The Ferndale City Council held a public hearing on proposed comprehensive plan updates focused on zoning and future zoning designations as part of the state-mandated 2025 ...

Methodology & sources

This investigation draws on the tax_owner_history table in Real Record's Azure SQL database — 2.36 million rows covering 21 years (2005–2025) of Whatcom County Assessor parcel ownership, assessed value, and taxable value data, sourced from the Assessor's annual MDB exports.

The 93-parcel finding uses a three-condition query: (1) current owner name matches housing-nonprofit / housing-authority patterns (Bellingham Housing Authority, Whatcom County Housing Authority, Mercy Housing, Catholic Community Services, and similar); (2) current year taxable AV = 0 with total AV > 0 (currently exempt with assessed value); (3) any prior year with taxable AV > 0 (was previously on the tax rolls).
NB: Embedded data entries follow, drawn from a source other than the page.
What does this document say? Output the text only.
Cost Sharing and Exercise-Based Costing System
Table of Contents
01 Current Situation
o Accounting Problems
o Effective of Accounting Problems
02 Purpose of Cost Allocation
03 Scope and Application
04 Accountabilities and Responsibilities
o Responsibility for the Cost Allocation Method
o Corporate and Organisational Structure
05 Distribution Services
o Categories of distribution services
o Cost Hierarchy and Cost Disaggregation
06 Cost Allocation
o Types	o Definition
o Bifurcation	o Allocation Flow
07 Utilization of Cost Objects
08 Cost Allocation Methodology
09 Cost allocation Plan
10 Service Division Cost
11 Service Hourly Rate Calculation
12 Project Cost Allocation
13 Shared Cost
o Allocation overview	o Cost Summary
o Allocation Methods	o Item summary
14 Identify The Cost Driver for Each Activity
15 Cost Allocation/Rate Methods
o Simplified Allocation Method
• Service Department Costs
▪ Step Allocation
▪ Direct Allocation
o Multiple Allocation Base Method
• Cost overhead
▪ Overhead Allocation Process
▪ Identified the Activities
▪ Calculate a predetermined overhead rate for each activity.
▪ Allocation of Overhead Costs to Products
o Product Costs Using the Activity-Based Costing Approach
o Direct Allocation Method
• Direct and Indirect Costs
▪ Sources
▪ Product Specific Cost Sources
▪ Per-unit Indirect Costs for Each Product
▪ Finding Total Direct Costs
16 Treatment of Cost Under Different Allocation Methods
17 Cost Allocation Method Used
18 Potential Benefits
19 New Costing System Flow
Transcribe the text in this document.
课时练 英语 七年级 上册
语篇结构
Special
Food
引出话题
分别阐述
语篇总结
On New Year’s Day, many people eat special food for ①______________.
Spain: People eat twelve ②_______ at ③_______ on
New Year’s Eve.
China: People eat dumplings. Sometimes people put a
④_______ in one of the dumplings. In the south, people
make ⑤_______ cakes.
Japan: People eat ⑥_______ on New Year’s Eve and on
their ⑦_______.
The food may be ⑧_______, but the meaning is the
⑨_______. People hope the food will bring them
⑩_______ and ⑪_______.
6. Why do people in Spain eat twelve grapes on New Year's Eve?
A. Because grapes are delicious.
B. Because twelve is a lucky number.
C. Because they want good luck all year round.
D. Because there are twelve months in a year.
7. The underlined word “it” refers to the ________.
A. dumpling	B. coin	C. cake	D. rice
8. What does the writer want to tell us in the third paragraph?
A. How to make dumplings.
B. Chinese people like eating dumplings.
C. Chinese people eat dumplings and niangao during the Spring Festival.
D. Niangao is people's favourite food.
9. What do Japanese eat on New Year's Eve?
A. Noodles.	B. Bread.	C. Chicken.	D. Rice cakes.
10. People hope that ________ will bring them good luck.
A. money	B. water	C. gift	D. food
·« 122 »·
The query is reproducible against the tax_owner_history table.

The ~$9/$1,000 composite rate is the estimated blended all-district rate for Whatcom County parcels in Bellingham-area tax code areas, derived from the Whatcom County Assessor's annual levy rate schedules. The exact foregone-tax figure for any individual parcel depends on its specific tax code area (TCA) and the rates levied in that area; $2.57M/year is a county-wide aggregate estimate, not a parcel-level accounting.

The "2015 cluster" characterization is based on the concentration of last_taxed_year = 2015 values in the 93-parcel set; the connection to the 2012 Affordable Housing Levy is inferential and has not been confirmed via acquisition records. A public records request to BHA would confirm or refute the funding source.

The Evergreen Ridge case study is based on the parcel history for geo_id 3803174640310000, supplemented by the Whatcom Assessor and Treasurer PDF supplied to Real Record in May 2026. Year-by-year values come from the assessor's records as reported in tax_owner_history.

How Real Record investigations work: we render the documented spending pattern as published in primary sources (PRR data, CAFRs, capital plans, meeting records). Where the structural pattern is consistent with a finding, we describe it in plain language without editorializing the policy outcome. Public records cited here are available to all; this page is research, not legal opinion.